Eric Behl-Remijan is a partner in the tax practice, based in New York. Eric’s practice focuses on corporate, international and partnership tax matters, as well as domestic and international mergers and acquisitions and restructurings. 

He represents public companies and private equity sponsors in complex domestic and cross-border joint ventures, mergers, acquisitions, and divestitures. The clients he advises include high-profile corporations in healthcare, media, and financial industries where tax efficiency is an integral part of a comprehensive investment strategy.

Prior to joining Ropes & Gray, Eric was a partner at another leading global law firm.
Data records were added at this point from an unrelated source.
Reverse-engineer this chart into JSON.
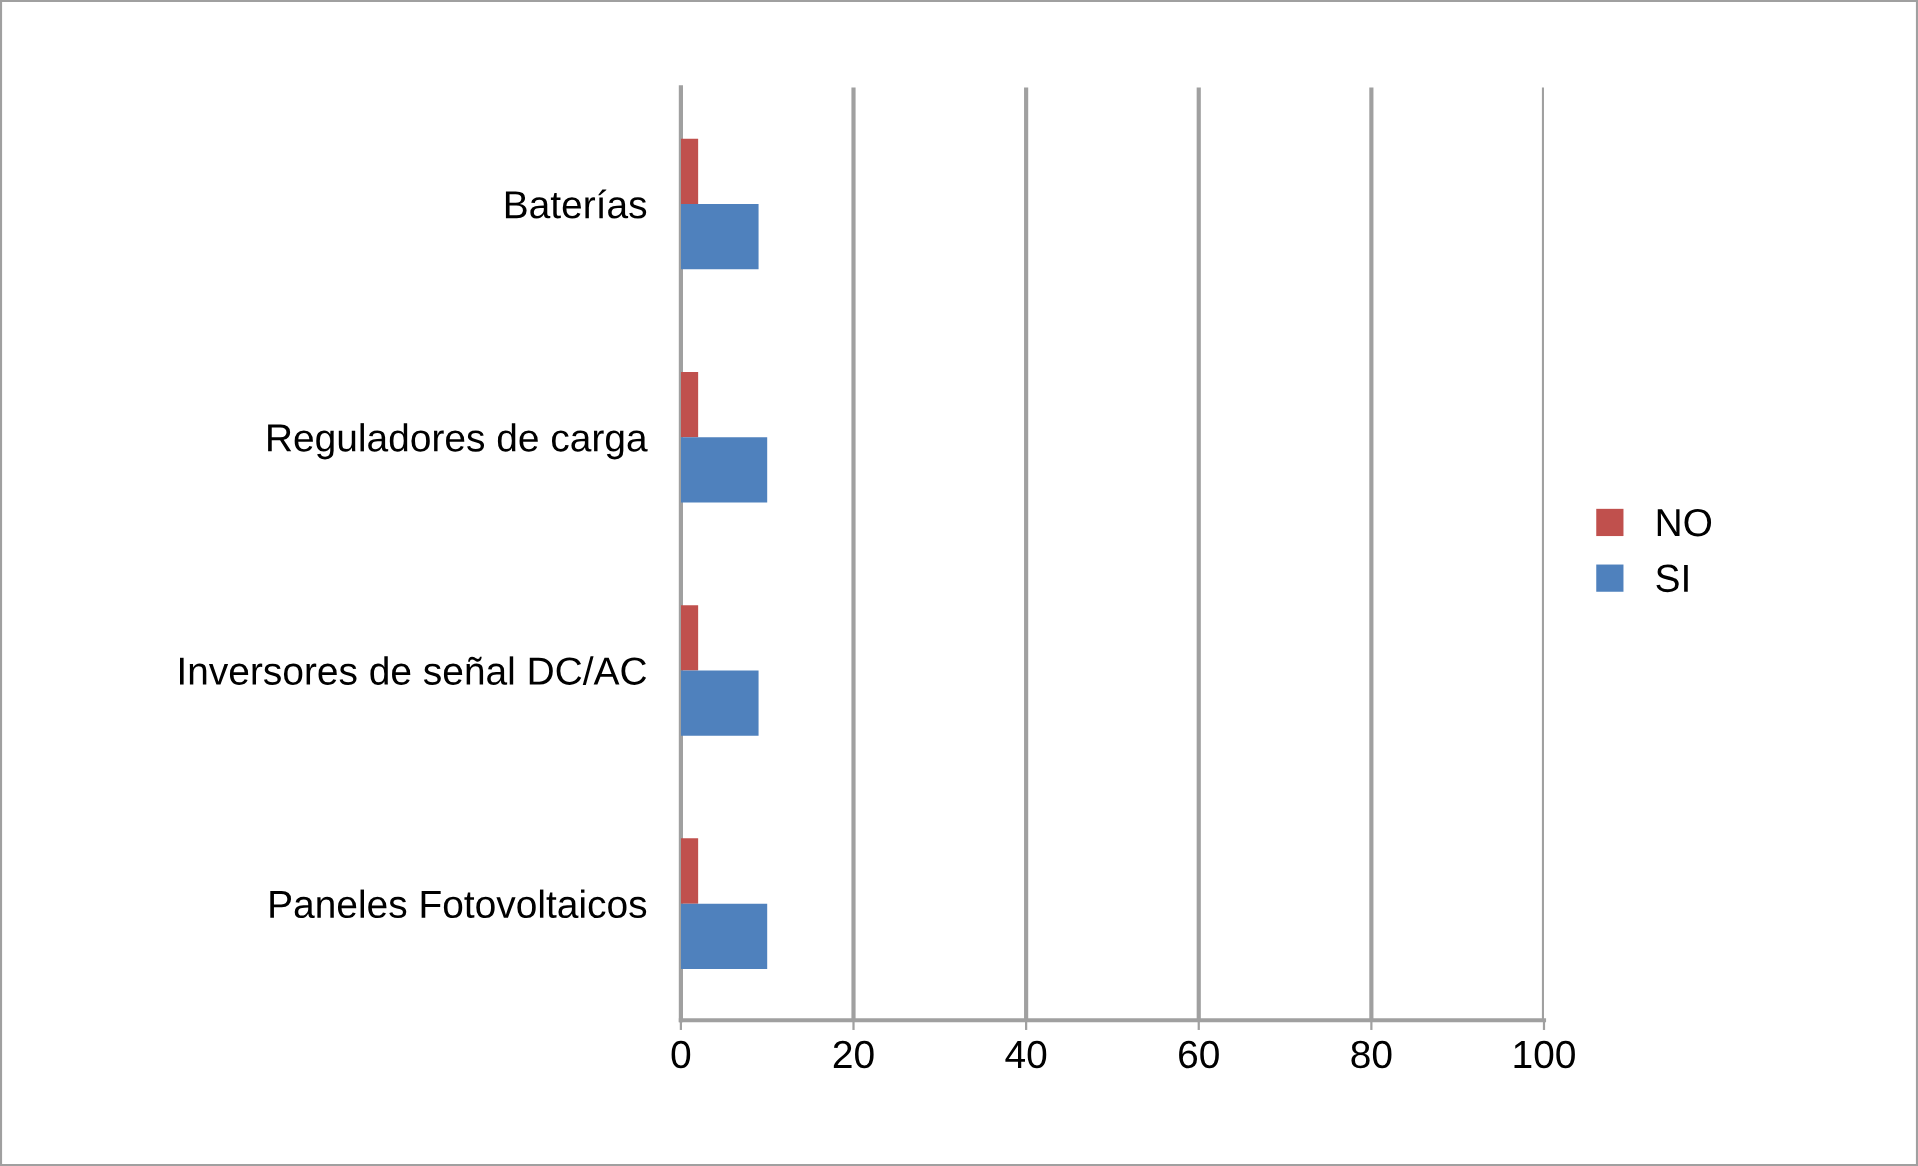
{
  "chart_data": {
    "type": "bar",
    "orientation": "horizontal",
    "categories": [
      "Baterías",
      "Reguladores de carga",
      "Inversores de señal DC/AC",
      "Paneles Fotovoltaicos"
    ],
    "series": [
      {
        "name": "NO",
        "color": "#c0504d",
        "values": [
          2,
          2,
          2,
          2
        ]
      },
      {
        "name": "SI",
        "color": "#4f81bd",
        "values": [
          9,
          10,
          9,
          10
        ]
      }
    ],
    "xlim": [
      0,
      100
    ],
    "xticks": [
      0,
      20,
      40,
      60,
      80,
      100
    ],
    "grid": "x",
    "legend": "right"
  }
}
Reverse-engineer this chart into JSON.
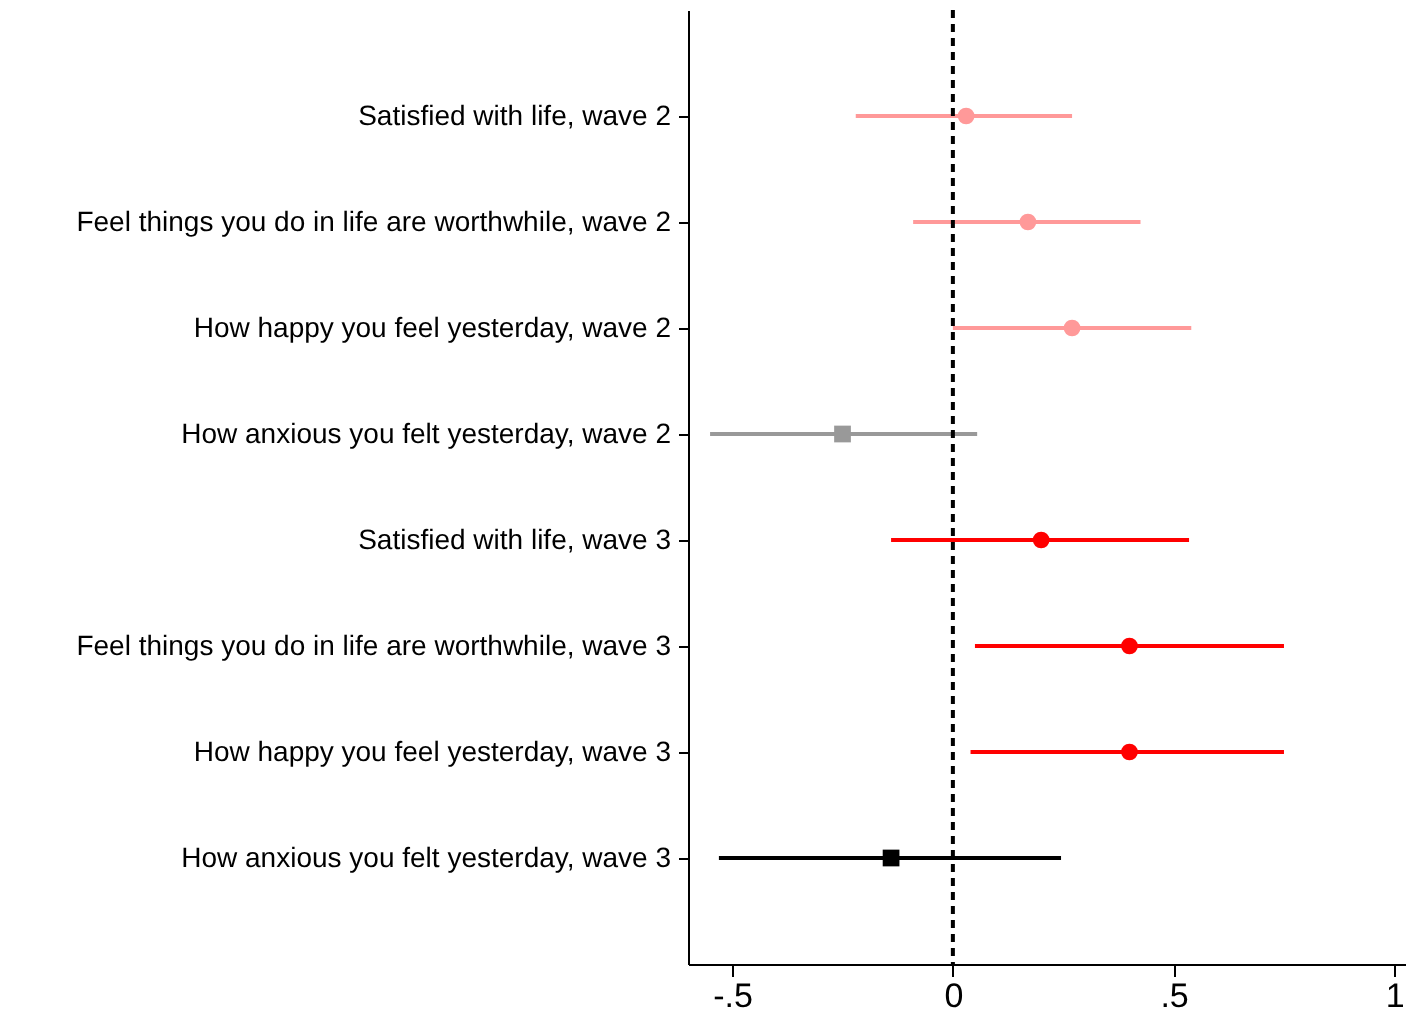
{
  "chart_data": {
    "type": "scatter",
    "orientation": "horizontal",
    "categories": [
      "Satisfied with life, wave 2",
      "Feel things you do in life are worthwhile, wave 2",
      "How happy you feel yesterday, wave 2",
      "How anxious you felt yesterday, wave 2",
      "Satisfied with life, wave 3",
      "Feel things you do in life are worthwhile, wave 3",
      "How happy you feel yesterday, wave 3",
      "How anxious you felt yesterday, wave 3"
    ],
    "series": [
      {
        "color": "#ff9999",
        "marker": "circle",
        "values": [
          0.03,
          0.17,
          0.27,
          null,
          null,
          null,
          null,
          null
        ],
        "errors": [
          [
            -0.22,
            0.27
          ],
          [
            -0.09,
            0.425
          ],
          [
            0.0,
            0.54
          ],
          null,
          null,
          null,
          null,
          null
        ]
      },
      {
        "color": "#999999",
        "marker": "square",
        "values": [
          null,
          null,
          null,
          -0.25,
          null,
          null,
          null,
          null
        ],
        "errors": [
          null,
          null,
          null,
          [
            -0.55,
            0.055
          ],
          null,
          null,
          null,
          null
        ]
      },
      {
        "color": "#ff0000",
        "marker": "circle",
        "values": [
          null,
          null,
          null,
          null,
          0.2,
          0.4,
          0.4,
          null
        ],
        "errors": [
          null,
          null,
          null,
          null,
          [
            -0.14,
            0.535
          ],
          [
            0.05,
            0.75
          ],
          [
            0.04,
            0.75
          ],
          null
        ]
      },
      {
        "color": "#000000",
        "marker": "square",
        "values": [
          null,
          null,
          null,
          null,
          null,
          null,
          null,
          -0.14
        ],
        "errors": [
          null,
          null,
          null,
          null,
          null,
          null,
          null,
          [
            -0.53,
            0.245
          ]
        ]
      }
    ],
    "xlim": [
      -0.6,
      1.04
    ],
    "xticks": [
      {
        "value": -0.5,
        "label": "-.5"
      },
      0,
      {
        "value": 0.5,
        "label": ".5"
      },
      1
    ],
    "ref_lines": [
      {
        "axis": "x",
        "value": 0,
        "color": "#000000",
        "line_style": "dashed"
      }
    ],
    "grid": false
  }
}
All matters completed prior to joining Ropes & Gray

Mergers and Acquisitions / Private Equity

  • Represented Advent International in numerous transactions, including the $3 billion merger of its portfolio companies Clearent LLC and Transaction Services Group Limited to form Xplor Technologies; and ATI Physical Therapy Holdings, LLC’s $2.5 billion business combination with Fortress Value Acquisition Corp. II, a SPAC sponsored by Fortress Investment Group.
  • Represented Ardian in its acquisition of a majority stake in Florida Food Products, Inc., in a transaction that valued Florida Food at more than $1 billion.
  • Represented Brookfield Asset Management Inc. (renamed Brookfield Corporation) in connection with the spin-off of a 25% interest in its asset management business through a newly listed company, Brookfield Asset Management Ltd., with a market value of more than $50 billion as of the spin-off date; and in its approximately $4.8 billion acquisition of a 61.2% stake in Oaktree Capital Group, LLC.
  • Represented Eli Lilly and Company in numerous transactions, including its $8.2 billion exchange of its approximately 82% remaining interest in Elanco Animal Health Incorporated for Lilly common shares held by its shareholders; and its approximately $8 billion acquisition of Loxo Oncology, Inc.
  • Represented General Electric Capital Corporation in numerous transactions, including its $32 billion sale of its global Commercial Distribution Finance, North American Vendor Finance and North American Corporate Finance platforms to Wells Fargo & Co.
  • Represented Intel Corporation in numerous transactions, including its $16.7 billion acquisition of Altera Corporation.
  • Represented NEOGEN Corporation in its $5.3 billion combination with the Food Safety business of 3M, in a Reverse Morris Trust transaction that implied an enterprise value of the combined company of $9.3 billion.
  • Represented Vonage Holdings Corp. in numerous matters, including its $6.2 billion sale to Telefonaktiebolaget LM Ericsson.


  • Represented AMC Entertainment Holdings, Inc. in numerous transactions, including its successful out-of-court restructuring which included various capital raising efforts that yielded over $1.5 billion of cash and other liquidity improvements and the reduction of AMC’s debt load by more than $550 million.
  • Represented Official Committee of Unsecured Creditors in the chapter 11 cases of SunEdison, Inc., listing assets of $20.7 billion and liabilities of $16.1 billion.
  • Represented Sears Holdings Corporation in the $5.2 billion sale of its core assets to ESL Investments Inc. in connection with its chapter 11 proceedings.
  • Represented Serta Simmons Bedding, LLC in numerous transactions, including in connection with its chapter 11 case with approximately $1.9 billion in debt obligations.